As we always stress, a poll is just a snapshot in time.  Polls differ, and the same polling company may come up with different results even a week from now.  Still, it's hard to argue with Ben Carson's rise.  People just like him.  Do they like his policies, his pronouncements?  I'm not sure of that at all.  If he continues his rise, scrutiny will follow, and his statements will be more carefully examined.

October 28, 2015       Permalink

 

SHOWDOWN – AT 8:28 A.M. ET:  The next Republican presidential debate will be tonight at 8 p.m. ET, on CNBC, from Boulder, Colorado.  It will be moderated by the ultra-liberal journalist John Harwood, which raises questions about the sanity of the GOP in agreeing to it. 

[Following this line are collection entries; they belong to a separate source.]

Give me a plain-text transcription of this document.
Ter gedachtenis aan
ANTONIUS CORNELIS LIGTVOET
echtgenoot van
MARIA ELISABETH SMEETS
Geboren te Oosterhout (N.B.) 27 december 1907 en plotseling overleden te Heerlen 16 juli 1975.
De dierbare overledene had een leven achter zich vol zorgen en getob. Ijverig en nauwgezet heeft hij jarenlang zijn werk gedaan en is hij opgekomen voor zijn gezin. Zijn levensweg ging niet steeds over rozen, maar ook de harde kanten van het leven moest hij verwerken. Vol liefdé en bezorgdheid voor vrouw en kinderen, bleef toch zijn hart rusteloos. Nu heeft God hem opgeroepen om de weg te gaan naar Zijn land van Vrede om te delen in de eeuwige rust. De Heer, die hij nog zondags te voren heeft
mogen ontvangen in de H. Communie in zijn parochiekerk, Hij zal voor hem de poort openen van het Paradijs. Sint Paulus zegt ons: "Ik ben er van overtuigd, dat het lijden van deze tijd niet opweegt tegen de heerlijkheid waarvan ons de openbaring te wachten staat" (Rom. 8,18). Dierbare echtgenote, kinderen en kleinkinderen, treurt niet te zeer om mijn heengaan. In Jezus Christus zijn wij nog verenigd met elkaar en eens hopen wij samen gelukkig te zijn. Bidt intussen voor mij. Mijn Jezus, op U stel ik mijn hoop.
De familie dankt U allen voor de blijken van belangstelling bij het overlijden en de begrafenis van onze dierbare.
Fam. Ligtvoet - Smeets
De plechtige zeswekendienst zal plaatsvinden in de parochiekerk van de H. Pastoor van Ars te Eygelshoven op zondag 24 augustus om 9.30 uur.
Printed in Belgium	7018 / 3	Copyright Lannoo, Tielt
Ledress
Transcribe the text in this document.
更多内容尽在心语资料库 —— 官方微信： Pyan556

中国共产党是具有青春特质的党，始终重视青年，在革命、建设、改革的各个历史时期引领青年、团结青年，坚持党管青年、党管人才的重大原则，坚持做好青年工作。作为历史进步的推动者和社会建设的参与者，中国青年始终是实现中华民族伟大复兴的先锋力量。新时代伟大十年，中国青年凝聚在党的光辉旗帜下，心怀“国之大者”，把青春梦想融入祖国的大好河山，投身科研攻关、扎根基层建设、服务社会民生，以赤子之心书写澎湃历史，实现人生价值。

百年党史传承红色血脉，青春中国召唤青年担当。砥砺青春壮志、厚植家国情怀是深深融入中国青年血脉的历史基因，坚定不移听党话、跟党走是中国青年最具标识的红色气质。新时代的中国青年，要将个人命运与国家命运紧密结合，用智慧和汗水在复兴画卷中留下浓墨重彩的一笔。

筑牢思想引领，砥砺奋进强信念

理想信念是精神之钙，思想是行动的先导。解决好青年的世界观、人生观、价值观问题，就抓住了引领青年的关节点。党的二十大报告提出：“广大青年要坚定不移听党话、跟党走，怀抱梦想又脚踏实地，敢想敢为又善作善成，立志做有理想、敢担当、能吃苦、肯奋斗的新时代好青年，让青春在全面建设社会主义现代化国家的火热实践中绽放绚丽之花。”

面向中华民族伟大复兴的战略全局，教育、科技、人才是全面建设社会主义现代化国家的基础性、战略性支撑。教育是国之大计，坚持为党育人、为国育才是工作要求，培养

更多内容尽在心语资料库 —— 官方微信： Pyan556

This is a major showdown.  The race is far enough along for the voters to draw some conclusions.  Trump is the frontrunner.  Even though a new national poll show Ben Carson ahead, Trump continues to lead in most of the all-important state contests, where convention delegates are actually awarded.

So, everyone will be shooting at Trump, trying to bring him down and framing him as a pseudo-Republican who is little more than a reality-show performer.  At the same time, candidates are aware that Carson can indeed forge ahead, and they will do nothing to praise him.

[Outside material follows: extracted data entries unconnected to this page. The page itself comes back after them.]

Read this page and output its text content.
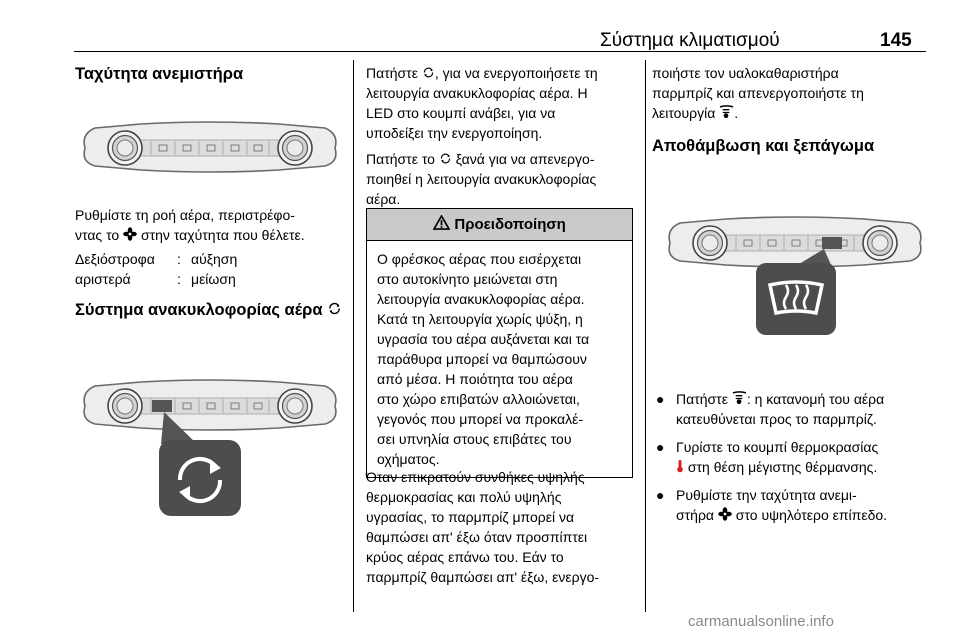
Σύστημα κλιματισμού	145

Ταχύτητα ανεμιστήρα

Ρυθμίστε τη ροή αέρα, περιστρέφο-

ντας το στην ταχύτητα που θέλετε.

Δεξιόστροφα	: αύξηση
αριστερά	: μείωση

Σύστημα ανακυκλοφορίας αέρα

Πατήστε , για να ενεργοποιήσετε τη

λειτουργία ανακυκλοφορίας αέρα. Η

LED στο κουμπί ανάβει, για να

υποδείξει την ενεργοποίηση.

Πατήστε το ξανά για να απενεργο-

ποιηθεί η λειτουργία ανακυκλοφορίας

αέρα.

Προειδοποίηση

Ο φρέσκος αέρας που εισέρχεται

στο αυτοκίνητο μειώνεται στη

λειτουργία ανακυκλοφορίας αέρα.

Κατά τη λειτουργία χωρίς ψύξη, η

υγρασία του αέρα αυξάνεται και τα

παράθυρα μπορεί να θαμπώσουν

από μέσα. Η ποιότητα του αέρα

στο χώρο επιβατών αλλοιώνεται,

γεγονός που μπορεί να προκαλέ-

σει υπνηλία στους επιβάτες του

οχήματος.

Όταν επικρατούν συνθήκες υψηλής

θερμοκρασίας και πολύ υψηλής

υγρασίας, το παρμπρίζ μπορεί να

θαμπώσει απ' έξω όταν προσπίπτει

κρύος αέρας επάνω του. Εάν το

παρμπρίζ θαμπώσει απ' έξω, ενεργο-

ποιήστε τον υαλοκαθαριστήρα

παρμπρίζ και απενεργοποιήστε τη

λειτουργία .

Αποθάμβωση και ξεπάγωμα

● Πατήστε : η κατανομή του αέρα

κατευθύνεται προς το παρμπρίζ.

● Γυρίστε το κουμπί θερμοκρασίας

στη θέση μέγιστης θέρμανσης.

● Ρυθμίστε την ταχύτητα ανεμι-

στήρα στο υψηλότερο επίπεδο.

carmanualsonline.info
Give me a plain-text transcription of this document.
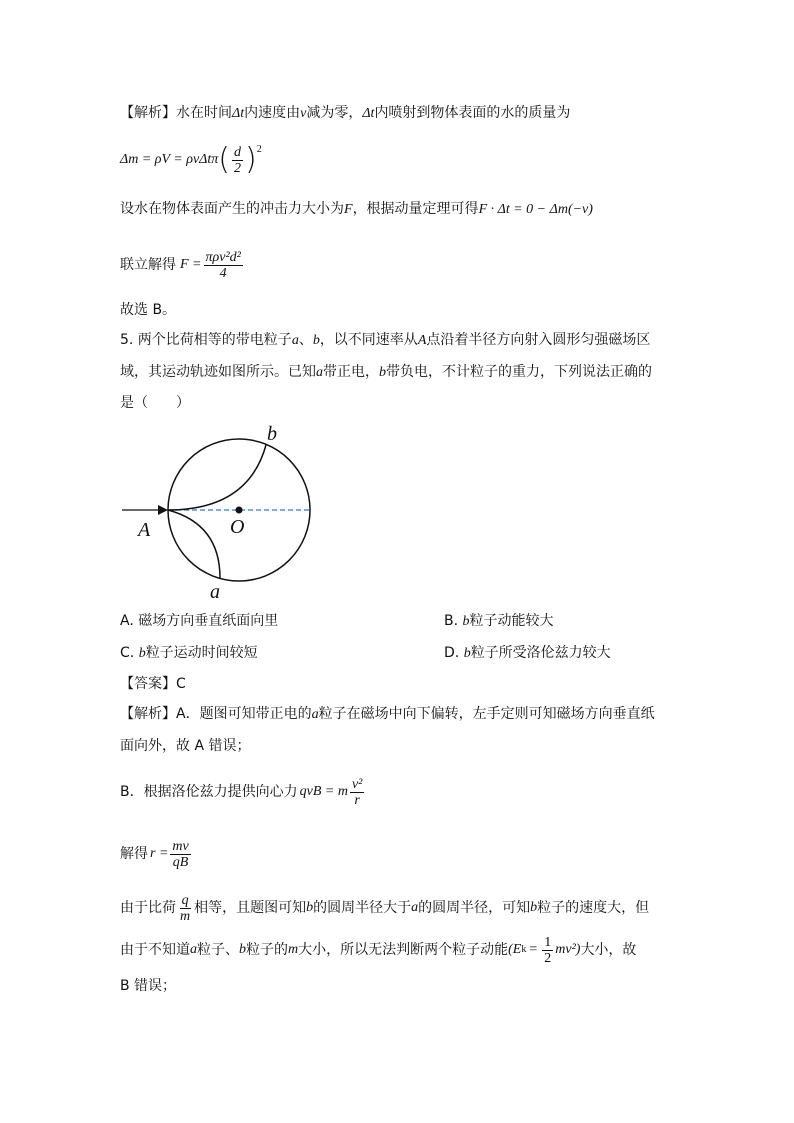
【解析】水在时间Δt内速度由v减为零，Δt内喷射到物体表面的水的质量为
Δm = ρV = ρvΔtπ ( $\frac{d}{2} )^2$
设水在物体表面产生的冲击力大小为F，根据动量定理可得F · Δt = 0 − Δm(−v)
联立解得 $F = \frac{\text{πρv²d²}}{4}$
故选 B。
5. 两个比荷相等的带电粒子a、b，以不同速率从A点沿着半径方向射入圆形匀强磁场区
域，其运动轨迹如图所示。已知a带正电，b带负电，不计粒子的重力，下列说法正确的
是（　　）
A	O
a
b
A. 磁场方向垂直纸面向里	B. b粒子动能较大
C. b粒子运动时间较短	D. b粒子所受洛伦兹力较大
【答案】C
【解析】A．题图可知带正电的a粒子在磁场中向下偏转，左手定则可知磁场方向垂直纸
面向外，故 A 错误；
B．根据洛伦兹力提供向心力 qvB = m $\frac{\text{v²}}{r}$
解得 $r = \frac{mv}{qB}$
由于比荷 $\frac{q}{m}$ 相等，且题图可知 b 的圆周半径大于 a 的圆周半径，可知 b 粒子的速度大，但
由于不知道 a 粒子、 b 粒子的 m 大小，所以无法判断两个粒子动能 (E $k = \frac{1}{2} mv^2$) 大小，故
B 错误；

The ones who must perform are Jeb Bush, who has been a major disappointment; Marco Rubio, who many believe has the best chance of defeating Hillary Clinton, if only he can be nominated; and Carly Fiorina, who went from brilliant debate performer – the best debater on the stage – only to experience a nosedive in the polls.  The reason for the nosedive is unclear, but I suspect that many voters feel she is cold and mechanical. 

Most of the other candidates should probably withdraw from the race after tonight, but ego may keep them going.  Chris Christie, once the great hope, is not catching on.  Ted Cruz, probably the most brilliant of all the candidates, and potentially a great president, is probably not the right candidate for this year – a bit rough around the edges.  Of the second-tier candidates, Governor John Kasich of Ohio gets the best press, and the best reviews from the pros.  He hasn't caught on, but may wind up in the second spot on the ticket.

Lots of fireworks expected tonight.  At least the Republicans have a contest, not a coronation.